Выпучив глаза, Сыкулев-младший начал подниматься со стула, но Пепеляев махнул рукой, и он сел.
— Итого, — подвел баланс Шамардин, — в счет векселя Фонштейну, за Каменского и за себя лично господин Сыкулев представил перстень с тремя бриллиантами.
— Золотой?
— Платиновый. Ювелир оценил его в тридцать две тысячи рублей по курсу шестнадцатого года.
— Тридцать две — тридцать три, — солидно уточнил Константинов. — Изумительная вещь. Бриллианты чистейшей воды и необычайно крупные.
— Пускай будет тридцать три, — милостиво решил Пепеляев. — Три тысячи мы ему вернем. Чаем, свечами или мылом. Вы что предпочитаете, господин Сыкулев?
Тот не отвечал, с ненавистью косясь на генерала.
— Любопытно, откуда у вас такой перстень?
— Говорит, что фамильная драгоценность, — объяснил Шамардин.
— Ага, — ухмыльнулся Грибушин. — От бабки-поденщицы в наследство достался.
— Ну, а этот гусь? — Пепеляев ткнул пальцем в Исмагилова.
Шамардин развел руками:
— Ничего не принес. Отказывается, понимаете ли.
— Лучше помирать буду! — заявил Исмагилов и тут же, без долгих разговоров, отослан был в тюрьму, чтобы там подумать как следует.
— И черт с ним! — сказал Пепеляев, когда Исмагилова увели. — Я хочу посмотреть перстень. Надо же, тридцать три тысячи!

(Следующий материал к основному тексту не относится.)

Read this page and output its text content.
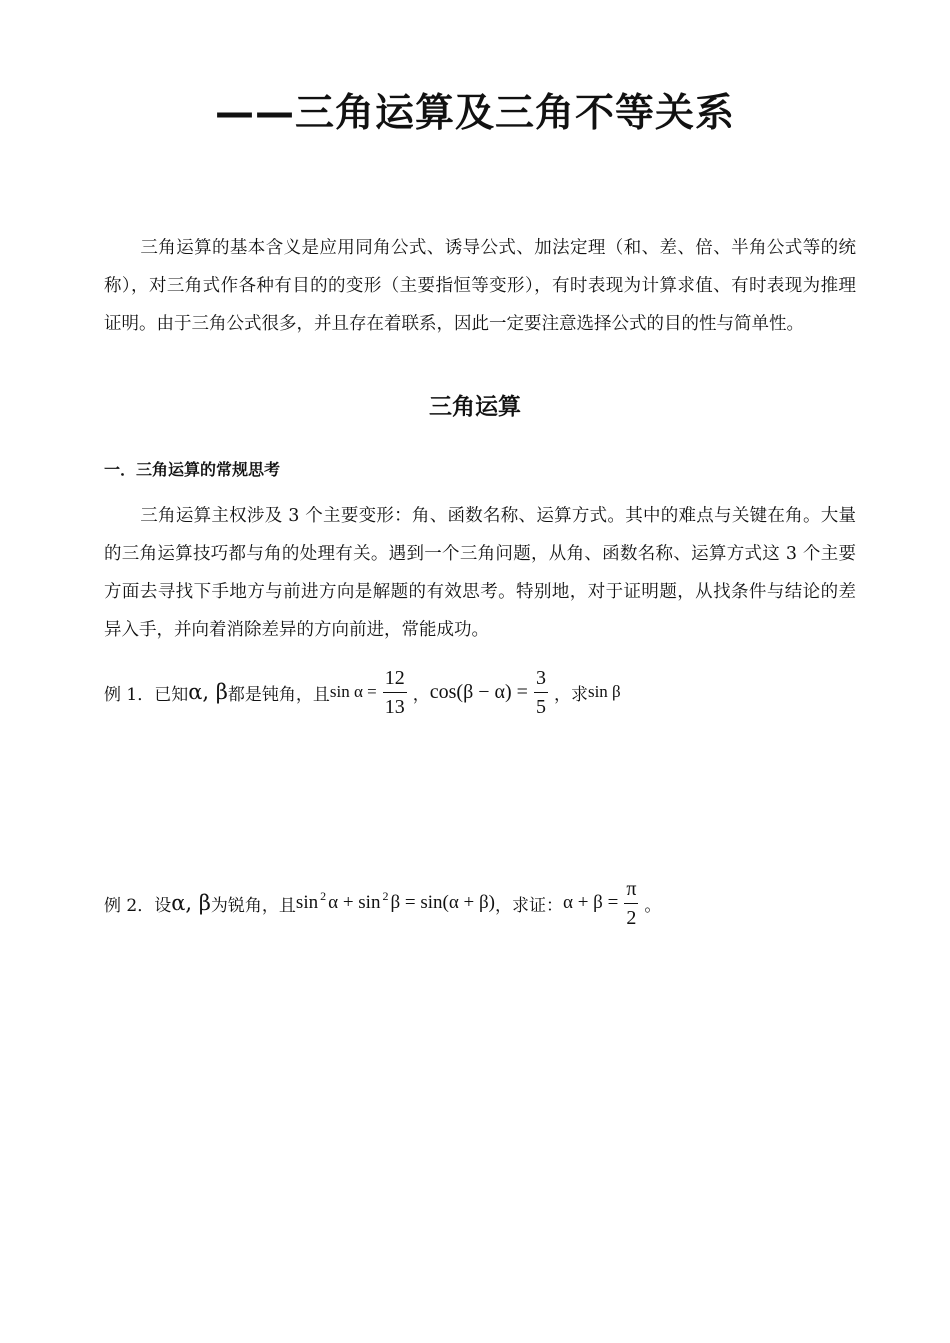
——三角运算及三角不等关系

三角运算的基本含义是应用同角公式、诱导公式、加法定理（和、差、倍、半角公式等的统称），对三角式作各种有目的的变形（主要指恒等变形），有时表现为计算求值、有时表现为推理证明。由于三角公式很多，并且存在着联系，因此一定要注意选择公式的目的性与简单性。

三角运算
一．三角运算的常规思考

三角运算主权涉及 3 个主要变形：角、函数名称、运算方式。其中的难点与关键在角。大量的三角运算技巧都与角的处理有关。遇到一个三角问题，从角、函数名称、运算方式这 3 个主要方面去寻找下手地方与前进方向是解题的有效思考。特别地，对于证明题，从找条件与结论的差异入手，并向着消除差异的方向前进，常能成功。

例 1．已知 α, β 都是钝角，且 $\sin \alpha = \frac{12}{13}$ ， $\cos(\beta - \alpha) = \frac{3}{5}$ ，求 sin β
例 2．设 α, β 为锐角，且 sin 2 α + sin 2 β = sin(α + β) ，求证： $\alpha + \beta = \frac{\pi}{2}$ 。
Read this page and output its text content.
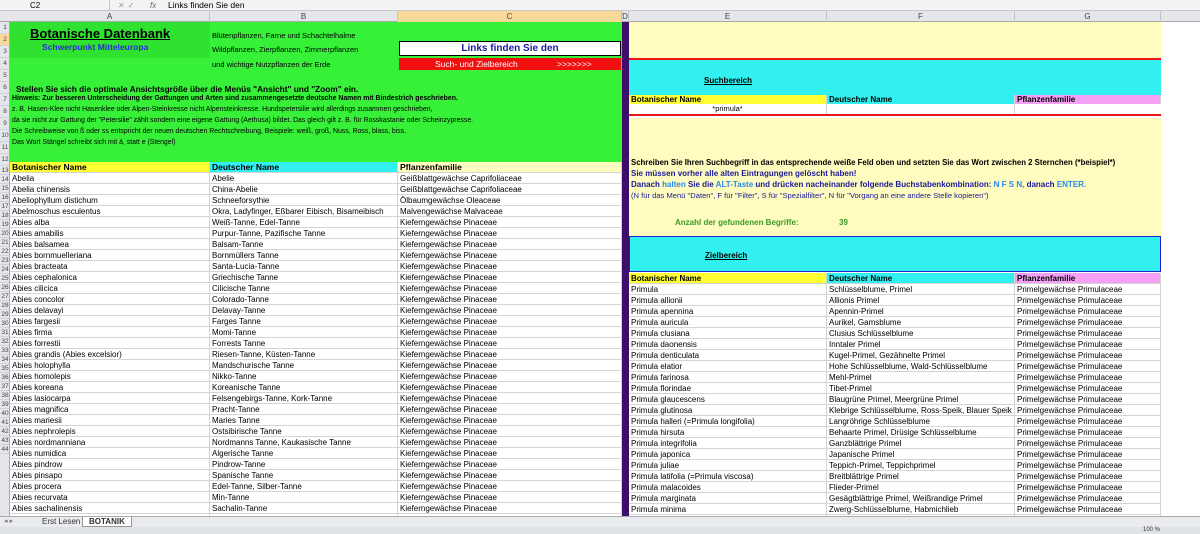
C2	✕✓ fx Links finden Sie den
A	B	C	D	E	F	G
1
2
3
4
5
6
7
8
9
10
11
12
13
14
15
16
17
18
19
20
21
22
23
24
25
26
27
28
29
30
31
32
33
34
35
36
37
38
39
40
41
42
43
44
Botanische Datenbank
Schwerpunkt Mitteleuropa
Blütenpflanzen, Farne und Schachtelhalme
Wildpflanzen, Zierpflanzen, Zimmerpflanzen
und wichtige Nutzpflanzen der Erde
Links finden Sie den
Such- und Zielbereich	>>>>>>>
Stellen Sie sich die optimale Ansichtsgröße über die Menüs "Ansicht" und "Zoom" ein.
Hinweis: Zur besseren Unterscheidung der Gattungen und Arten sind zusammengesetzte deutsche Namen mit Bindestrich geschrieben.
z. B. Hasen-Klee nicht Hasenklee oder Alpen-Steinkresse nicht Alpensteinkresse. Hundspetersilie wird allerdings zusammen geschrieben,
da sie nicht zur Gattung der "Petersilie" zählt sondern eine eigene Gattung (Aethusa) bildet. Das gleich gilt z. B. für Rosskastanie oder Scheinzypresse.
Die Schreibweise von ß oder ss entspricht der neuen deutschen Rechtschreibung, Beispiele: weiß, groß, Nuss, Ross, blass, biss.
Das Wort Stängel schreibt sich mit ä, statt e (Stengel)
Botanischer Name	Deutscher Name	Pflanzenfamilie
Abelia	Abelie	Geißblattgewächse Caprifoliaceae
Abelia chinensis	China-Abelie	Geißblattgewächse Caprifoliaceae
Abeliophyllum distichum	Schneeforsythie	Ölbaumgewächse Oleaceae
Abelmoschus esculentus	Okra, Ladyfinger, Eßbarer Eibisch, Bisameibisch	Malvengewächse Malvaceae
Abies alba	Weiß-Tanne, Edel-Tanne	Kieferngewächse Pinaceae
Abies amabilis	Purpur-Tanne, Pazifische Tanne	Kieferngewächse Pinaceae
Abies balsamea	Balsam-Tanne	Kieferngewächse Pinaceae
Abies bornmuelleriana	Bornmüllers Tanne	Kieferngewächse Pinaceae
Abies bracteata	Santa-Lucia-Tanne	Kieferngewächse Pinaceae
Abies cephalonica	Griechische Tanne	Kieferngewächse Pinaceae
Abies cilicica	Cilicische Tanne	Kieferngewächse Pinaceae
Abies concolor	Colorado-Tanne	Kieferngewächse Pinaceae
Abies delavayi	Delavay-Tanne	Kieferngewächse Pinaceae
Abies fargesii	Farges Tanne	Kieferngewächse Pinaceae
Abies firma	Momi-Tanne	Kieferngewächse Pinaceae
Abies forrestii	Forrests Tanne	Kieferngewächse Pinaceae
Abies grandis (Abies excelsior)	Riesen-Tanne, Küsten-Tanne	Kieferngewächse Pinaceae
Abies holophylla	Mandschurische Tanne	Kieferngewächse Pinaceae
Abies homolepis	Nikko-Tanne	Kieferngewächse Pinaceae
Abies koreana	Koreanische Tanne	Kieferngewächse Pinaceae
Abies lasiocarpa	Felsengebirgs-Tanne, Kork-Tanne	Kieferngewächse Pinaceae
Abies magnifica	Pracht-Tanne	Kieferngewächse Pinaceae
Abies mariesii	Maries Tanne	Kieferngewächse Pinaceae
Abies nephrolepis	Ostsibirische Tanne	Kieferngewächse Pinaceae
Abies nordmanniana	Nordmanns Tanne, Kaukasische Tanne	Kieferngewächse Pinaceae
Abies numidica	Algerische Tanne	Kieferngewächse Pinaceae
Abies pindrow	Pindrow-Tanne	Kieferngewächse Pinaceae
Abies pinsapo	Spanische Tanne	Kieferngewächse Pinaceae
Abies procera	Edel-Tanne, Silber-Tanne	Kieferngewächse Pinaceae
Abies recurvata	Min-Tanne	Kieferngewächse Pinaceae
Abies sachalinensis	Sachalin-Tanne	Kieferngewächse Pinaceae
Suchbereich
Botanischer Name	Deutscher Name	Pflanzenfamilie
*primula*
Schreiben Sie Ihren Suchbegriff in das entsprechende weiße Feld oben und setzten Sie das Wort zwischen 2 Sternchen (*beispiel*)
Sie müssen vorher alle alten Eintragungen gelöscht haben!
Danach halten Sie die ALT-Taste und drücken nacheinander folgende Buchstabenkombination: N F S N, danach ENTER.
(N für das Menü "Daten", F für "Filter", S für "Spezialfilter", N für "Vorgang an eine andere Stelle kopieren")
Anzahl der gefundenen Begriffe:	39
Zielbereich
Botanischer Name	Deutscher Name	Pflanzenfamilie
Primula	Schlüsselblume, Primel	Primelgewächse Primulaceae
Primula allionii	Allionis Primel	Primelgewächse Primulaceae
Primula apennina	Apennin-Primel	Primelgewächse Primulaceae
Primula auricula	Aurikel, Gamsblume	Primelgewächse Primulaceae
Primula clusiana	Clusius Schlüsselblume	Primelgewächse Primulaceae
Primula daonensis	Inntaler Primel	Primelgewächse Primulaceae
Primula denticulata	Kugel-Primel, Gezähnelte Primel	Primelgewächse Primulaceae
Primula elatior	Hohe Schlüsselblume, Wald-Schlüsselblume	Primelgewächse Primulaceae
Primula farinosa	Mehl-Primel	Primelgewächse Primulaceae
Primula florindae	Tibet-Primel	Primelgewächse Primulaceae
Primula glaucescens	Blaugrüne Primel, Meergrüne Primel	Primelgewächse Primulaceae
Primula glutinosa	Klebrige Schlüsselblume, Ross-Speik, Blauer Speik Primelgewächse Primulaceae
Primula halleri (=Primula longifolia)	Langröhrige Schlüsselblume	Primelgewächse Primulaceae
Primula hirsuta	Behaarte Primel, Drüsige Schlüsselblume	Primelgewächse Primulaceae
Primula integrifolia	Ganzblättrige Primel	Primelgewächse Primulaceae
Primula japonica	Japanische Primel	Primelgewächse Primulaceae
Primula juliae	Teppich-Primel, Teppichprimel	Primelgewächse Primulaceae
Primula latifolia (=Primula viscosa)	Breitblättrige Primel	Primelgewächse Primulaceae
Primula malacoides	Flieder-Primel	Primelgewächse Primulaceae
Primula marginata	Gesägtblättrige Primel, Weißrandige Primel	Primelgewächse Primulaceae
Primula minima	Zwerg-Schlüsselblume, Habmichlieb	Primelgewächse Primulaceae
◂ ▸	Erst Lesen	BOTANIK
100 %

Шамардин шагнул к столу, взял маленькую черную коробочку, поставил ее себе на ладонь, бережно открыл и замер, вылупив глаза: перстень исчез.
Когда Пепеляев ушел, Мурзин снова сел на пол. Сидел, мял в руке оброненную кем-то из купцов перчатку, думал о Наталье. Как она там? Успела ли уйти к тестю? В чулане было темно, и возникало такое чувство, будто ему перед смертью завязали глаза. Всякий раз, едва по коридору приближались чьи-то шаги, чтобы оглушительно прогреметь мимо двери и удалиться, он невольно втягивал шею в плечи и напруживал мускулы, как охотничий кречет, которого уже вывезли в поле и вот-вот сдернут с головы застящий свет суконный клобучок.
Дед Мурзина родом был из Казанской губернии, село Старокрещеново под Царевококшайском, жили там русские вперемешку с татарами, крестившимися в незапамятные времена; они ходили в церковь, но почитали и развалины древней мечети за околицей, пили водку, но не брезговали и кумысом. Еще при царе Михаиле Федоровиче старокрещенцам пожалована была свобода от всех податей и казенных повинностей кроме одной: ловить и поставлять ко двору для царской охоты белых кречетов, которые водились в окрестных дубравах. Потом всех кречетов переловили, а свобода осталась. Цари давно стали императорами всероссийскими, позабыли, как с кречета клобучок снимать, как подбрасывать его с руки при виде мелькающей в полях куропатки, а старокрещенцы хотя и пахали земно, как все мужики, но по-прежнему считались государевыми кречетниками, людьми вольными; никому не принадлежали. Народ был лихой, соседние помещики их побаивались. А лет семьдесят назад, еще при крепостном праве, начальство в Казани вдруг спохватилось: какие-такие кречетники? Откуда взялись? Донесли в Петербург, и велено было старокрещенцам записаться в, по выбору, любое из податных сословий: в купцы, мещане или казенные крестьяне. Мурзин-дед приписался к царевококшайскому мещанству, а внук перебрался в Пермь, женился, работал слесарем на пушечном заводе.